4). Honor Your Hunger
This is a core principle of intuitive eating, and making nourishment throughout the day a top priority is a crucial aspect of maintaining balance. Resch points out, “If you have primal hunger when you walk into an event, [you’re] not going to fully enjoy the food,” for physiological, neurological, and biochemical reasons.
If you’re someone who often compensates for a holiday meal/event by skipping meals during the day, Tribole says this will likely backfire: “When you combine being too hungry with delicious holiday food, it makes it more likely that you will overeat.”
It may not feel intuitive to plan ahead for meals and snacks to avoid long gaps without eating, but it’s important for self-care and blood sugar balance. It’s all too easy, especially during the holidays when our schedules can be quite busy, to forget to eat. Ensuring you always have healthy food on hand will keep you more in-tune with your hunger and fullness cues, and better able to be mindful about food choices.
5). Saying “No” Is Totally Your Right
As hard as it can be sometimes to allow ourselves to enjoy holiday foods we like without guilt, it can be even harder to say no to food we don’t want, but someone is pushing on us.
We all have those people in our family, or friend groups, who like to push food on people. Grandparents are notorious for this, “Come on! Eat a slice of pie, there’s so much left!” They might lay the guilt on really thick, but here’s the deal: it isn’t your responsibility to make someone happy by eating things you don’t want to eat, especially when you’re full.
Setting boundaries isn’t rude. It’s a sign of self-respect. If saying “no” is a challenge for you, try practicing ways to politely say it. A good example is: “That looks so delicious. I’m very full, but I’d love to take a piece to go and eat it later.” Or if the food doesn’t appeal to you, be honest: “Thank you for offering. I’m not a cheesecake fan, but it looks really good!”
There are so many nice ways to say “no” without insulting a food pusher. Repeat yourself if you need to. Be firm and committed. Don’t let people make decisions for you, especially when it comes to your body.
6). Make the Holiday Your Catalyst for Change
Rather than giving in to mindless eating during the holiday with the intention of embarking on a diet in the new year, try this on for size: don’t diet.
Diets hold the same problem for me that Romantic Comedies do (even though I love a good Rom Com; it’s a complicated relationship): you never see what happens next, after the guy gets the girl (or vice versa), or the opulent wedding, etc. You watch a climactic build up to a big event over a 90 minute timeframe and then…cue end credits. You don’t see the silly arguments that will inevitably pop up about how to load the dish washer, or not closing the fridge door all the way (a common one in my house). In short, you don’t see the work that goes into making things work. Diets, like Rom Coms, make you believe that good things can happen with little to no effort. This simply isn’t the way things are in reality.

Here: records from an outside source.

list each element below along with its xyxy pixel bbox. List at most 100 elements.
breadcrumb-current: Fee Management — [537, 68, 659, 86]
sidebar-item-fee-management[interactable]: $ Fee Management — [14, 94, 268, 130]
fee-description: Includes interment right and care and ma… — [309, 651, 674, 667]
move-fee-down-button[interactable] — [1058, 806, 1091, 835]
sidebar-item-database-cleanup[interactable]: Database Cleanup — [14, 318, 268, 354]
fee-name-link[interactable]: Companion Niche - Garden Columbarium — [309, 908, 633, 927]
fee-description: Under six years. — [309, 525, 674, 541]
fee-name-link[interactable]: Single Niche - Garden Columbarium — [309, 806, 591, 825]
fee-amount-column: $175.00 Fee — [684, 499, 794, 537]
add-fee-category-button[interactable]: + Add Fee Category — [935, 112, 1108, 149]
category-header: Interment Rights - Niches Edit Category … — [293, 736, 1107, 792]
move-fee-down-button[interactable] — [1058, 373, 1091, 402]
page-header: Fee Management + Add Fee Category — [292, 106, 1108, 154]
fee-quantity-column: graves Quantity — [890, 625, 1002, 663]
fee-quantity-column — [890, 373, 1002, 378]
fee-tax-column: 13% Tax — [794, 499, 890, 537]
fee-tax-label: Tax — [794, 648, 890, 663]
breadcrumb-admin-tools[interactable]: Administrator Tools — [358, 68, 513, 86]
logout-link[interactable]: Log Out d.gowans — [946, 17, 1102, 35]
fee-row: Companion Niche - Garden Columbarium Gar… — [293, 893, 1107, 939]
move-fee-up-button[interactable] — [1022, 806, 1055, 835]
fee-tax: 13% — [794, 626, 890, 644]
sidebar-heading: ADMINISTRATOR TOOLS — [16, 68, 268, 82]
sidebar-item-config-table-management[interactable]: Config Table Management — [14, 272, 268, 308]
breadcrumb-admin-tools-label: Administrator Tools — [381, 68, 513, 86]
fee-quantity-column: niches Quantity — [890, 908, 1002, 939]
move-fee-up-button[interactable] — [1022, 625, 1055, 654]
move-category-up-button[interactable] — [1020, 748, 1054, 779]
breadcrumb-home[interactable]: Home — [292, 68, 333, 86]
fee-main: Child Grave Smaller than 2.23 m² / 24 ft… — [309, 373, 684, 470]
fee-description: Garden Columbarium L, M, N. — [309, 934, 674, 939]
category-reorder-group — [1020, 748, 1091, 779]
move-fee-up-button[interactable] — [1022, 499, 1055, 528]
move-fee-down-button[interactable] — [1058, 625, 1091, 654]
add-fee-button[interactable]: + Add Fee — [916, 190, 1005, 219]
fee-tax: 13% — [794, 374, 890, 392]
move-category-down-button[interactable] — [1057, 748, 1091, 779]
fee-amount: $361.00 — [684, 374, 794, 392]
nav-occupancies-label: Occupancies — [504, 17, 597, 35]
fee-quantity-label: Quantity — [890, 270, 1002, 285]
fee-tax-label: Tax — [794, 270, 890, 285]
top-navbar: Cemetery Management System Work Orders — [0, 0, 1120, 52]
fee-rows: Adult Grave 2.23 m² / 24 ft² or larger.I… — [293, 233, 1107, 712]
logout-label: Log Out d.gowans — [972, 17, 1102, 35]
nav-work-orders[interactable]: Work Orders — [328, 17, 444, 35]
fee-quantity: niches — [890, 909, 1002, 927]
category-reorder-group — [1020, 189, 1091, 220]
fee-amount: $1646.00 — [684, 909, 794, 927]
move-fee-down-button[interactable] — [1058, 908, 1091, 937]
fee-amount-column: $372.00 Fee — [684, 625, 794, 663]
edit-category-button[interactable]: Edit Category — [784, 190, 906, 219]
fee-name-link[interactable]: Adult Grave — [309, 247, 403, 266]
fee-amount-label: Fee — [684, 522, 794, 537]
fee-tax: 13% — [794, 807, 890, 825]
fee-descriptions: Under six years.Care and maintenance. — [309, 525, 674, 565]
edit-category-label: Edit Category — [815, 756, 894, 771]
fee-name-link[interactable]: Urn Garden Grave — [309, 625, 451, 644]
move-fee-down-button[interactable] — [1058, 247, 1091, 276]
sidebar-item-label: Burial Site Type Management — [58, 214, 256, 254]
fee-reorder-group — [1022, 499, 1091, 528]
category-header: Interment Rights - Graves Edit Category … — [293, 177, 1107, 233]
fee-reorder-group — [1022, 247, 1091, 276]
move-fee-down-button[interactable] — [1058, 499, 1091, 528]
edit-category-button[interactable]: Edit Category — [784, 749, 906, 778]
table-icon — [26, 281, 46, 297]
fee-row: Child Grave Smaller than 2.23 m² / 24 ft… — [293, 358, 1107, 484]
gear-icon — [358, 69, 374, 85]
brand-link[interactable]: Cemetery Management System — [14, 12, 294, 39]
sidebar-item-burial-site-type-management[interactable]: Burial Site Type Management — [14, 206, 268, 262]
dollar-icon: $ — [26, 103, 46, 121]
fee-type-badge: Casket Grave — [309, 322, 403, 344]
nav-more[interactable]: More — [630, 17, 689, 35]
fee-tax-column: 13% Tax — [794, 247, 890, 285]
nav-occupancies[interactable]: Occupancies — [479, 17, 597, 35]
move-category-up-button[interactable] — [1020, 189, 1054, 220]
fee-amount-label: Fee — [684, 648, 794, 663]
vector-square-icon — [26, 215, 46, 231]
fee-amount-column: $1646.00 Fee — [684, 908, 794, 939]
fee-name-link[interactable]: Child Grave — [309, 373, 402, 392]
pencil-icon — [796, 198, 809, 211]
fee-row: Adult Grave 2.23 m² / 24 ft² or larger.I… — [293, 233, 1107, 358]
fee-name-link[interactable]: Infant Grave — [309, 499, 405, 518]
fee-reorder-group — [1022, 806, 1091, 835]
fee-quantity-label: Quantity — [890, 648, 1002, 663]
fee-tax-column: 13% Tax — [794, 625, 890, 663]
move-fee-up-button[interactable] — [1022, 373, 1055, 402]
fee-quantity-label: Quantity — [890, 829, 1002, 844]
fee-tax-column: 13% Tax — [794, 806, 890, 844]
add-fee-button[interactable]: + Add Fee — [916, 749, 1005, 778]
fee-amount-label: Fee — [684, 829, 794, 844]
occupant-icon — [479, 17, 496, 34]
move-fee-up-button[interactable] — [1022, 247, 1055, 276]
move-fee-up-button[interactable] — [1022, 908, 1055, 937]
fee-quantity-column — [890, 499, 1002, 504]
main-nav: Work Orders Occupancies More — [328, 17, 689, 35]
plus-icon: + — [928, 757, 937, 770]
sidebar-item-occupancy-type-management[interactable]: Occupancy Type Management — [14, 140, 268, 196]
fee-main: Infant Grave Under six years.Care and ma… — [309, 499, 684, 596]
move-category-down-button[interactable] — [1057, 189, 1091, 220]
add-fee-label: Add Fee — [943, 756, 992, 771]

Intuitive eating isn’t a diet. It’s a lifestyle, and a daily choice, to show up for yourself; to set healthy boundaries, prioritize self-care, allow space for your favorite foods in moderation, and cultivate intentional food habits, such as planning head. It isn’t built around a stressful and unobtainable goal to be “perfect.” It is built around the idea that what you eat a majority of the time is what matters. One snack or day of eating that isn’t “healthy” will not wreck your body or your life.
The holidays can be stressful enough between flight delays, snow days and fewer hours of daylight. We don’t need to add extra anxiety in to the mix, by agonizing over our food choices. I can’t promise that it will lead to “Peace on Earth,” but it can certainly lead to a peaceful relationship with food, and that’s worth a fresh-baked gingerbread cookie. Maybe two.